Travel Plans Amidst Another Covid Variant


With winter break on the  horizon an increasing Omicron cases around the globe, Williston students face the uncertainty of  borders potentially closing and stricter travel measures.

Although several countries have relaxed their Covid measures, restrictions have recently been put into action as the world deals with the new Covid variant, Omicron. While some students will likely be able to travel with no problem, some others have been left with no choice but to spend the holidays away from home.

Anita Hua, four year senior from Shanghai, China, shared that even as the new variant Omicron has not yet reached mainland China, strict restrictions are held in place. She would love to travel home but will not be able because of a mandatory quarantine inflicted on travelers.

“If we want to enter, we must quarantine for two weeks in a hotel,” she said. “That is actually the bulk of my time so I don’t want to spend it quarantining.”

With important Chinese holidays approaching, Anita is feeling nostalgic about being away from home.

“It is always a good time to be back because New Year celebrations mean a lot to my country, being together with family is very important.” She said.

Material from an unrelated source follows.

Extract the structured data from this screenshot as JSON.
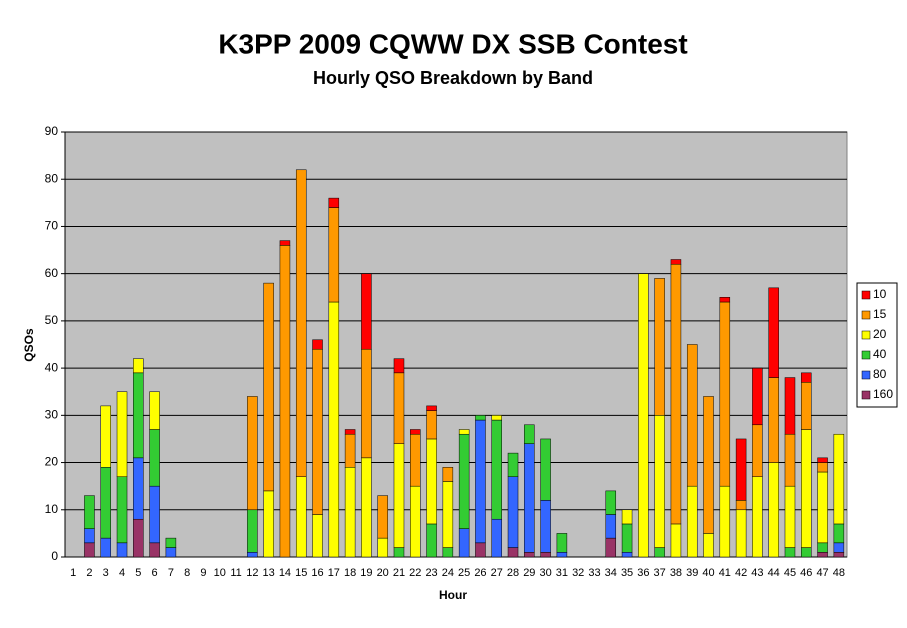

Anita was also a late returner for the past school year, since travel from her home country, China, to the United States, was restricted.  Prior to her arival, she first had to quarantine in Cambodia, where she took multiple Covid tests, and then stopped in Korea for further testing. Once on campus, she had to quarantine for yet another week. In total, it took 21 days for Anita to leave China and set foot in a Williston classroom.

As of the past month, Germany has announced a mandatory lockdown for the unvaccinated, while U.S. travelers must undergo testing upon arrival to a number of countries such as Japan and Canada.

China, Spain, Taiwan, and many others have reinforced their quarantine measures on travelers that first arrive to the country. Israel has announced that as of November 28, all foreigners are banned from entering the country, due to the new Omicron variant.

Vasu Jain, a senior from Tokyo, Japan, told The Willistonian about the complications that have arisen due to recent constraints upheld by the government, rising doubts regarding his travel plans for the upcoming break.

“It is complicated. Although I have a ticket to go back to Japan, I might not go back as there is a two week quarantine. That means I [would] only get two days free,” he said.

“Japan is a very strict country, ” Vasu added. “[Measures are] getting stricter day by day.”

Vasu ’22, also explained that rooting from the recent worldwide spread of the Omicron variant, measures in Japan have become even more rigorous. Quarantine time has increased, while the use of apps and daily phone calls to monitor individuals in isolation continues.

While there has only been a single case recorded in the whole country, measures are starting to be taken to prevent spread. Similarly, Delta variant cases have considerably decreased recently, and the country has reached an all time low in deaths in the past 16 months.

Angela Tsai, a four year senior from Taipei, Taiwan, is also not traveling home for winter break. Even though she will be able to see her family, she misses other aspects of home.

“I miss my friends, my grandparents, my pet, and basically just the food and the street view. I hate not being able to go back,” Angela said. “I would definitely want to go back if there were no restrictions.”

Coraly Seigel, a first-year junior from Hamburg, Germany, demonstrated a more optimistic outlook on set restrictions; despite being unable to see her family, she is eager to encounter new experiences by staying in the U.S. She will be spending the holidays with her roommate, Charlotte Carr ’23 in Hingham, Mass.

“Since I am already here, I want to do stuff around, and explore my surroundings. Why go home? I already know home, I have been living there my whole life,” she said.

Despite strong limitations, students predict further tightening of existent rules.

“I feel like we are going to have more rules in the upcoming month,” Anita said.

“Because of this new variant I feel like there’s many Covid restrictions to be implemented that we are not yet aware about,” Praghya Athvan Raja, from Saudi Arabia, said.

While some students are unable to travel to their home countries because of tight restrictions, some others will be going back,  their countries having recently loosened measures.

Lorenzo Redaelli, a senior from Milan, Italy, is looking forward to traveling back for Winter break and spending the holidays with family and friends. At the moment, Italy is receiving visitors from all over the world with different restrictions depending on the place of origin. Incomers are required to show proof of a negative Covid test even if they are already vaccinated. While, if they have chosen to remain unvaccinated, a mandatory five day quarantine must be completed.

Recently, Europe has faced a noticeable spike in cases: since January 1, 387,182 new infections have been reported as of December 7. Germany, France, and the United Kingdom with the greatest number of cases and increasing.

Praghya Raja will be able to go home to Saudi Arabia, with only five days of quarantine, since cases have decreased since September 6. As a result, traveling restrictions have been reduced, only banning arrivals from some regions.

Daniela Braverman, from Mexico City, Mexico, will not need any quarantine upon arrival. With almost 20,000 cases on a national scale as of December 7, the country has opened its boarders for travelers, and few restrictions are currently in place.